For the quarter, the company said truck transportation revenue hauled by independent business capacity owners and truck brokerage carriers decreased 29.2% to $1.09 billion from $1.53 billion the previous year. These operations represent 90% of revenue and include truckload operations such as van equipment as well as unsided/platform equipment. It also includes less-than-truckload and other truck transportation operations.
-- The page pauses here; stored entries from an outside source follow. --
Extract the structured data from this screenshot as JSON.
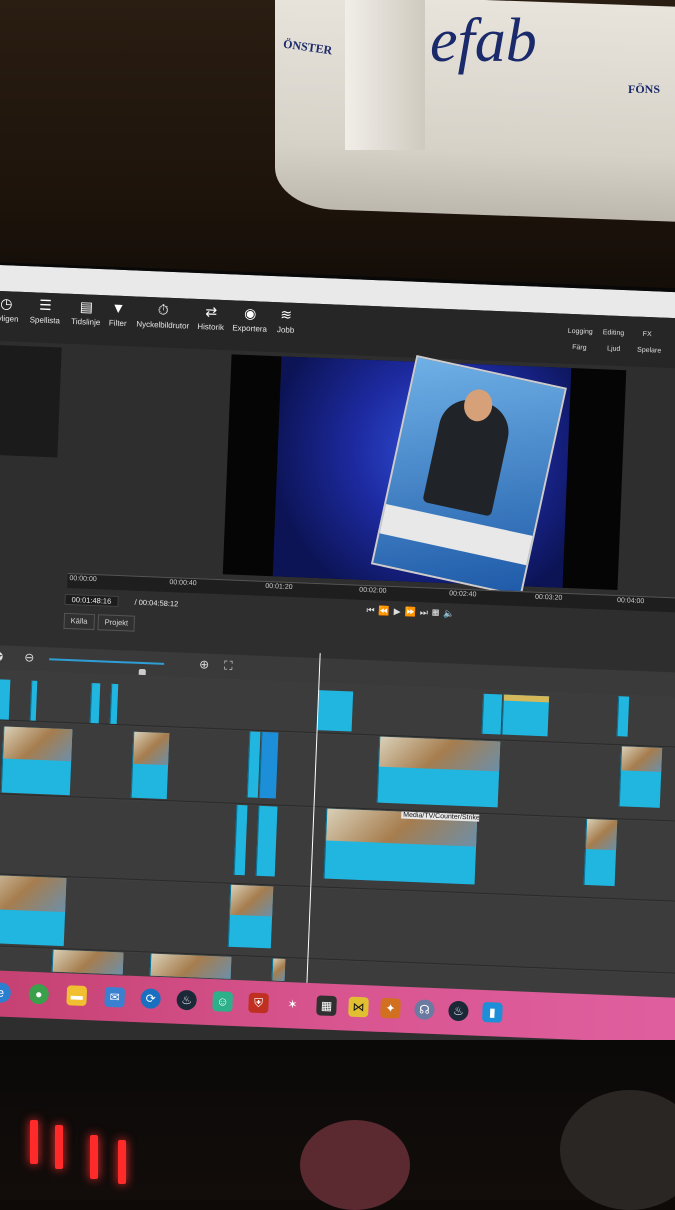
{
  "photo": {
    "towel_logo_left": "ÖNSTER",
    "towel_logo_center": "efab",
    "towel_logo_right": "FÖNS"
  },
  "toolbar": {
    "items": [
      {
        "label": "nyligen",
        "icon": "clock-icon"
      },
      {
        "label": "Spellista",
        "icon": "list-icon"
      },
      {
        "label": "Tidslinje",
        "icon": "timeline-icon"
      },
      {
        "label": "Filter",
        "icon": "filter-icon"
      },
      {
        "label": "Nyckelbildrutor",
        "icon": "stopwatch-icon"
      },
      {
        "label": "Historik",
        "icon": "history-icon"
      },
      {
        "label": "Exportera",
        "icon": "disc-icon"
      },
      {
        "label": "Jobb",
        "icon": "stack-icon"
      }
    ],
    "layouts": [
      "Logging",
      "Editing",
      "FX",
      "Färg",
      "Ljud",
      "Spelare"
    ]
  },
  "player": {
    "ruler_ticks": [
      "00:00:00",
      "00:00:40",
      "00:01:20",
      "00:02:00",
      "00:02:40",
      "00:03:20",
      "00:04:00"
    ],
    "current_time": "00:01:48:16",
    "total_time": "/ 00:04:58:12",
    "tabs": [
      "Källa",
      "Projekt"
    ]
  },
  "timeline": {
    "clip_label": "Media/TV/Counter/StrikeG"
  },
  "colors": {
    "clip": "#20b6e0",
    "taskbar": "#d85590",
    "timeline_bg": "#404040"
  },
  "taskbar": {
    "icons": [
      "windows-icon",
      "edge-icon",
      "chrome-icon",
      "folder-icon",
      "mail-icon",
      "shotcut-icon",
      "steam-icon",
      "discord-icon",
      "shield-icon",
      "settings-icon",
      "game-icon",
      "mask-icon",
      "csgo-icon",
      "headset-icon",
      "steam-icon-2",
      "app-icon"
    ]
  }
}
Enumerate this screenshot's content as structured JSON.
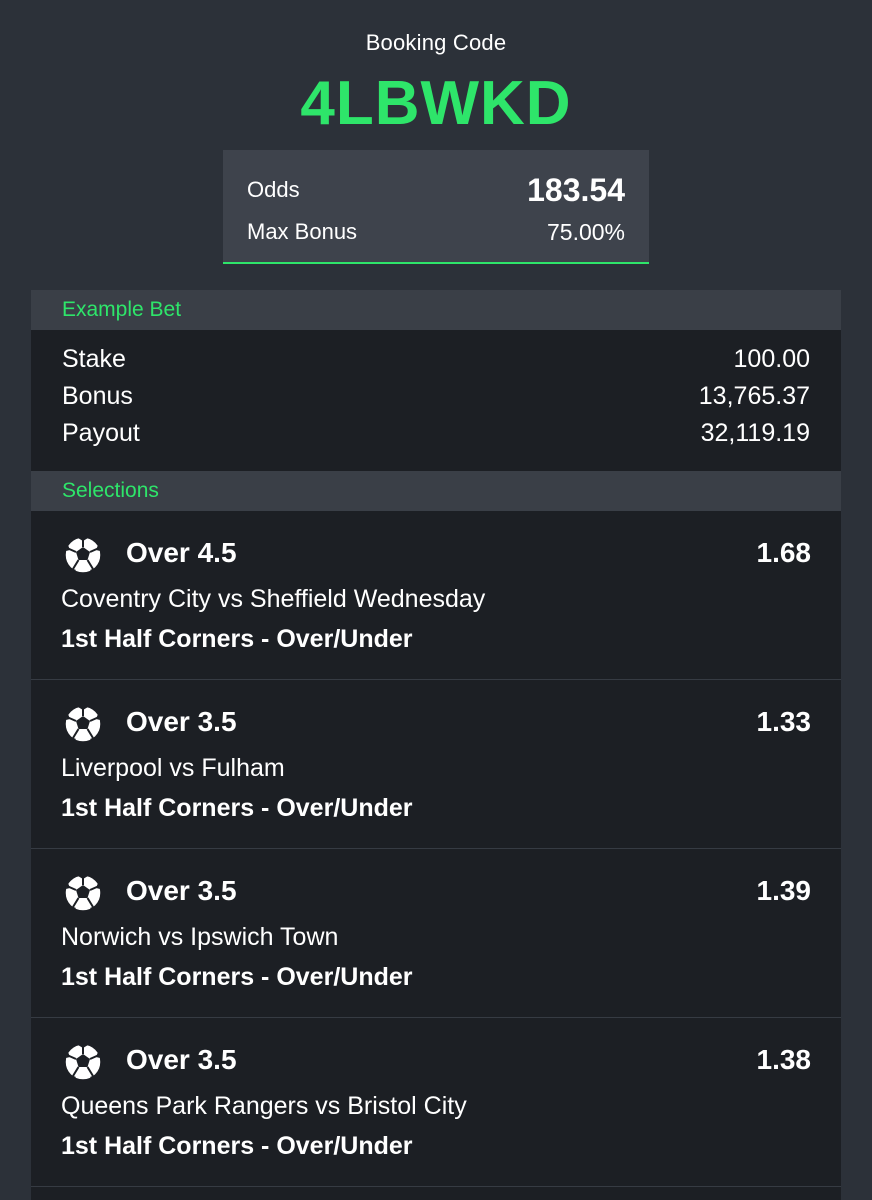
{
  "booking": {
    "label": "Booking Code",
    "code": "4LBWKD"
  },
  "summary": {
    "odds_label": "Odds",
    "odds_value": "183.54",
    "max_bonus_label": "Max Bonus",
    "max_bonus_value": "75.00%"
  },
  "example_bet": {
    "heading": "Example Bet",
    "rows": [
      {
        "label": "Stake",
        "value": "100.00"
      },
      {
        "label": "Bonus",
        "value": "13,765.37"
      },
      {
        "label": "Payout",
        "value": "32,119.19"
      }
    ]
  },
  "selections": {
    "heading": "Selections",
    "items": [
      {
        "pick": "Over 4.5",
        "odds": "1.68",
        "match": "Coventry City vs Sheffield Wednesday",
        "market": "1st Half Corners - Over/Under",
        "icon": "soccer-ball-icon"
      },
      {
        "pick": "Over 3.5",
        "odds": "1.33",
        "match": "Liverpool vs Fulham",
        "market": "1st Half Corners - Over/Under",
        "icon": "soccer-ball-icon"
      },
      {
        "pick": "Over 3.5",
        "odds": "1.39",
        "match": "Norwich vs Ipswich Town",
        "market": "1st Half Corners - Over/Under",
        "icon": "soccer-ball-icon"
      },
      {
        "pick": "Over 3.5",
        "odds": "1.38",
        "match": "Queens Park Rangers vs Bristol City",
        "market": "1st Half Corners - Over/Under",
        "icon": "soccer-ball-icon"
      }
    ]
  },
  "colors": {
    "background": "#2c3139",
    "accent_green": "#2ee56a",
    "panel_dark": "#1c1f24",
    "section_header": "#3a3f47",
    "odds_box": "#3e434c"
  }
}
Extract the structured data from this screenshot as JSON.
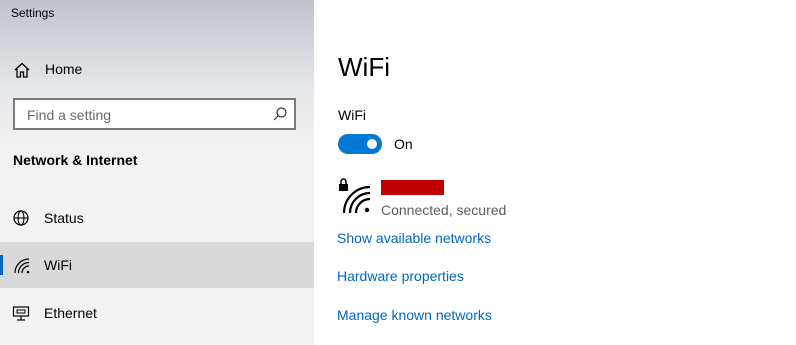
{
  "window": {
    "title": "Settings"
  },
  "sidebar": {
    "home_label": "Home",
    "search_placeholder": "Find a setting",
    "section_title": "Network & Internet",
    "items": [
      {
        "label": "Status",
        "icon": "globe-icon",
        "selected": false
      },
      {
        "label": "WiFi",
        "icon": "wifi-icon",
        "selected": true
      },
      {
        "label": "Ethernet",
        "icon": "ethernet-icon",
        "selected": false
      }
    ]
  },
  "main": {
    "title": "WiFi",
    "wifi_label": "WiFi",
    "toggle_state": "On",
    "network": {
      "status": "Connected, secured",
      "secured": true
    },
    "links": [
      "Show available networks",
      "Hardware properties",
      "Manage known networks"
    ]
  },
  "colors": {
    "accent": "#0078d4",
    "link": "#0067c0",
    "redaction": "#c00000"
  }
}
More specifically, during the quarter:

  • Truckload transportation revenue hauled via van equipment decreased 28.9% to $618.6 million from $869.8 million in the prior-year quarter.
  •  Truckload transportation revenue hauled via unsided/platform equipment decreased 19.7% to $339.9 million from $423.4 million.
  •  LTL revenue decreased 26.2% to $26.9 million from $36.4 million.

Landstar also noted in the report that revenue hauled by rail, air and ocean cargo carriers collectively decreased by 23% in Q4 to $88.6 million from $115.1 million during the same time the previous year.

For the full year, Landstar saw net income fall to $264.4 million, or $7.36 a share, compared with $430.9 million, or $11.76, in 2022. Full-year revenue fell to $5.3 billion compared with $7.44 billion in 2022.

Landstar ranks No. 6 on the Transport Topics Top 100 list of the largest for-hire carriers in North America and No. 19 on the TT Top 100 logistics companies list.